And it is somehow not reassuring to read this morning in the Sun Times that the stepson of Emil Jones, Obama's kingmaker when he served in Springfield, is the recipient of a big Homeland Security grant. But there's more:
A consulting firm headed by former Illinois Senate President Emil Jones Jr.’s stepson John Sterling has been paid more than $787,000 under a Cook County contract funded by the U.S. Department of Homeland Security, despite failing to provide required weekly reports — for 21 months.That’s the key finding of a Chicago Sun-Times and NBC5 News investigation of the contract for the troubled Project Shield program, a $40 million federal initiative born of the Sept. 11, 2001, terror attacks.
Sterling’s company, Synch-Solutions, was hired by Cook County in March 2008 to maintain quality assurance for the program, which aims to place enough video cameras in police cars and at stationary locations throughout the county to be able to provide a web of live video to a central command in case of disaster, attack or other emergency.
I mean really, who needs this kind of thing? Homeland Security, such a snore.
You know, if we end up with a "man-caused disaster" in Crook County, it'll be worse than Katrina.
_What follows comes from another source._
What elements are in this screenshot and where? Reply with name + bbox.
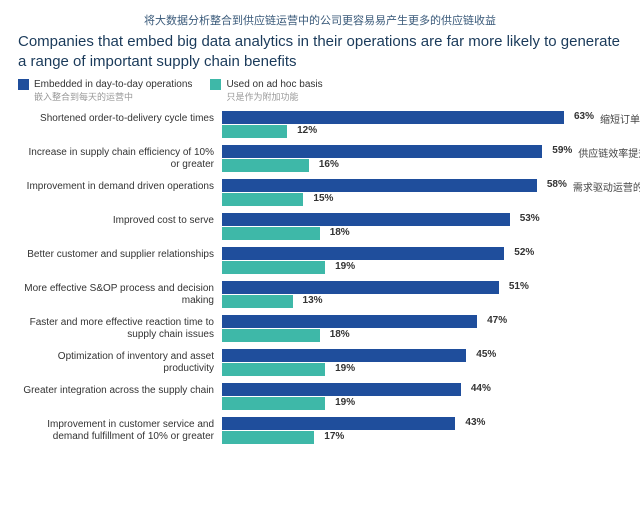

At least they had the excuse of a hurricane--but then the levees failed--somehow the money to maintain them had disappeared into funding bike paths or something, maybe the odd SEIU unit. Oh yeah.
But I digress. More on Thomson. Sen. Dick Durbin once voted against moving detainees. Tribune:
The vote on July 19, 2007, was on a "sense of the Senate" resolution introduced by the Senate's Republican leader, Mitch McConnell. It said Guantanamo detainees, including senior members of al-Qaida, "should not be released into American society, nor should they be transferred stateside into facilities in American communities and neighborhoods."Our President Barack Obama didn't even vote present that time. Oh but that was then.
Durbin voted yes, as did 93 others -- including three who are now top Obama administration officials: Vice President Joe Biden, Secretary of State Hillary Rodham Clinton and Interior Secretary Ken Salazar. Three senators voted no, and three, including then-Sen. Barack Obama, did not vote.
Durbin spokesman Joe Shoemaker said Wednesday that the senator has consistently favored closing of Guantanamo detention center. Shoemaker said the resolution was a "political trap," since virtually no one would support releasing al-Qaida members into U.S. society.How reassuring. What do you think will be the eventual resolution of Thomson prisoners under a feckless Obama administration?
Steve Chapman thinks we are scaredy-cats. Rep. Don Manzullo who represents the district has concerns about Thomson becoming a terror magnet. Politico.
Andrew McCarthy, the prosecutor of the first WTC trial, blows apart the liberal bromides, in particular the smiley-faced idiocy of our Dem Sen. Dick Durbin: Gitmo Does Not Cause Terrorism. Doubt It? Ask the Blind Sheikh.
Have a nice day, Illinois.
P.S. Yes, this is the Obama administration's most brilliant jobs saved or created plan yet!!! So brilliant, maybe we should import terrorists...but since they refuse to say the number, maybe that's their eventual plan.
P.P.S. Gov. Quinn in the Tribune:
Illinois Senate Minority Leader Christine Radogno, R-Lemont, contended that the president was using Illinois to resolve the Guantanamo issue and that Quinn had failed to be transparent in his quest to sell the prison.Hell, yeah, now even more incentive to attack Americans! At home. Welcome to Illinois. Land of Collateral Damage.
But Quinn said there are a number of reasons to support the Thomson sale.
"I was in Iraq and I was in Afghanistan this summer," Quinn said. "So when the generals and the military people who know what they're talking about tell us, 'Close down the prison in Cuba called Guantanamo, it's endangering our men and women in Afghanistan,' I pay attention to them."
More. Byron York. Americans still hate Obama's plan to bring Gitmo prisoners to U.S.:
The majorities opposing Obama on the Guantanamo issue are even larger than those that oppose him on national health care. And that could be decisive. Gallup notes that Obama will need the approval of Congress to bring the Gitmo prisoners here. "Congressional lawmakers voting on the plan to bring terrorist suspects now housed at Guantanamo to the U.S. will generally be doing so in the context of significant opposition from their constituents," Gallup concludes, "thus potentially reducing the chances that the president will be able to get quick House and Senate approval for his proposal."